On top of this, there are now multiple warning signs that we are entering the final phase of an AI bubble. As quality‑focused investors, cautiously dealing with our own – and especially with other people’s – money, we would not be jumping onto that ElevAItor at this stage. On the contrary, we would be jumping out and staying away until the market cools down – most likely amid fletus et stridor dentium, the weeping and gnashing of teeth that accompanies a painful unwind when a catalyst finally arrives and the bubble bursts.
For patient investors, the more sensible stance is to:
respect the technology and the business quality where it exists,
keep these names on the watchlist,
and wait for prices – or expectations – to come back down to earth.
The ElevAItor will probably still be there after the next correction, although a bit tweaked and regrouped perhaps.

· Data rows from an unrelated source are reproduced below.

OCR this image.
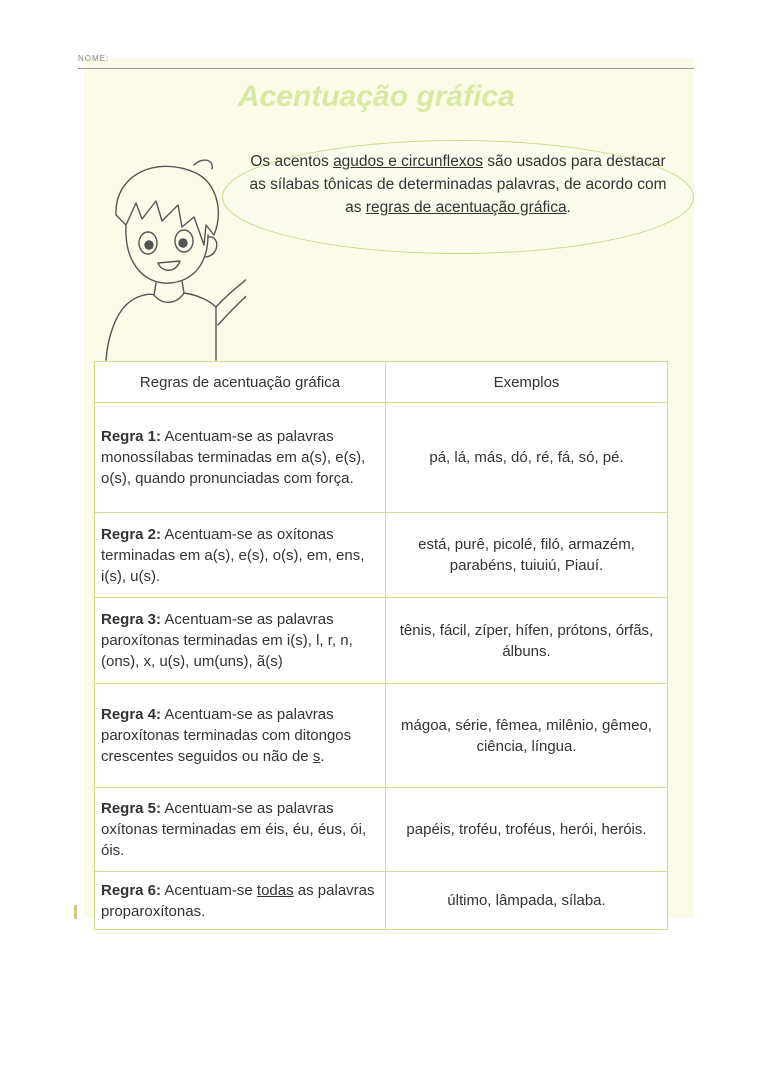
NOME:
Acentuação gráfica
Os acentos agudos e circunflexos são usados para destacar as sílabas tônicas de determinadas palavras, de acordo com as regras de acentuação gráfica.
Regras de acentuação gráfica	Exemplos
Regra 1: Acentuam-se as palavras monossílabas terminadas em a(s), e(s), o(s), quando pronunciadas com força.	pá, lá, más, dó, ré, fá, só, pé.
Regra 2: Acentuam-se as oxítonas terminadas em a(s), e(s), o(s), em, ens, i(s), u(s).	está, purê, picolé, filó, armazém, parabéns, tuiuiú, Piauí.
Regra 3: Acentuam-se as palavras paroxítonas terminadas em i(s), l, r, n, (ons), x, u(s), um(uns), ã(s)	tênis, fácil, zíper, hífen, prótons, órfãs, álbuns.
Regra 4: Acentuam-se as palavras paroxítonas terminadas com ditongos crescentes seguidos ou não de s.	mágoa, série, fêmea, milênio, gêmeo, ciência, língua.
Regra 5: Acentuam-se as palavras oxítonas terminadas em éis, éu, éus, ói, óis.	papéis, troféu, troféus, herói, heróis.
Regra 6: Acentuam-se todas as palavras proparoxítonas.	último, lâmpada, sílaba.
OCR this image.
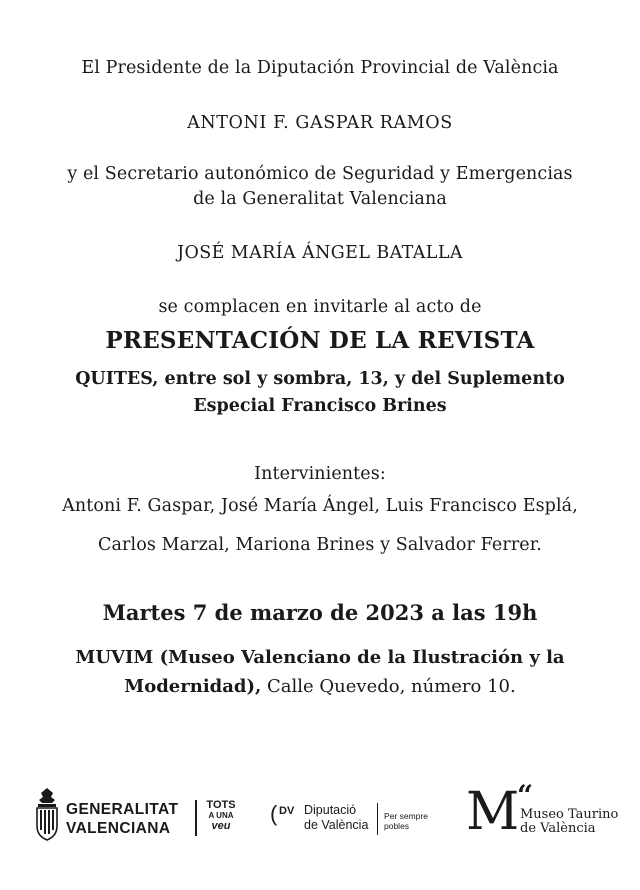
El Presidente de la Diputación Provincial de València
ANTONI F. GASPAR RAMOS
y el Secretario autonómico de Seguridad y Emergencias
de la Generalitat Valenciana
JOSÉ MARÍA ÁNGEL BATALLA
se complacen en invitarle al acto de
PRESENTACIÓN DE LA REVISTA
QUITES, entre sol y sombra, 13, y del Suplemento
Especial Francisco Brines
Intervinientes:
Antoni F. Gaspar, José María Ángel, Luis Francisco Esplá,
Carlos Marzal, Mariona Brines y Salvador Ferrer.
Martes 7 de marzo de 2023 a las 19h
MUVIM (Museo Valenciano de la Ilustración y la
Modernidad), Calle Quevedo, número 10.
GENERALITAT
VALENCIANA
TOTS
A UNA
veu	( DV Diputació
de València
Per sempre
pobles	M
“
Museo Taurino
de València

Your capital will be too, ready to deploy, which is the whole point.
And if you prefer to stay fully invested, in our view there are several safer, higher‑quality bets currently priced very attractively. Capital is like liquid in communicating vessels: it had to rush into AI from somewhere1, and those “somewheres” — the parts of the market it rushed out of — are exactly where today’s opportunities are likely to be hiding.
Perhaps we can talk about it next time!
- Michał, CyberMoat
Uncovering risks, securing opportunities.
We recognise that a significant part of this “capital” was not patiently accumulated savings, but money effectively created out of thin air through credit expansion, fiscal deficits and monetary stimulus. From an Austrian‑leaning perspective, the alliance between government money‑printing (via debt and central‑bank policy) and Big Tech/asset markets has clearly helped to inflate this AI bubble. On top of that artificial liquidity, powerful amplifiers like FOMO and the rise of passive investing (which mechanically channels money flows into whatever is already big and expensive) further concentrate capital in the same names. Still, even with all this in the background, the classic mechanisms remain the same: herd behaviour, reflexivity, incentives and basic economic principles are all very much intact.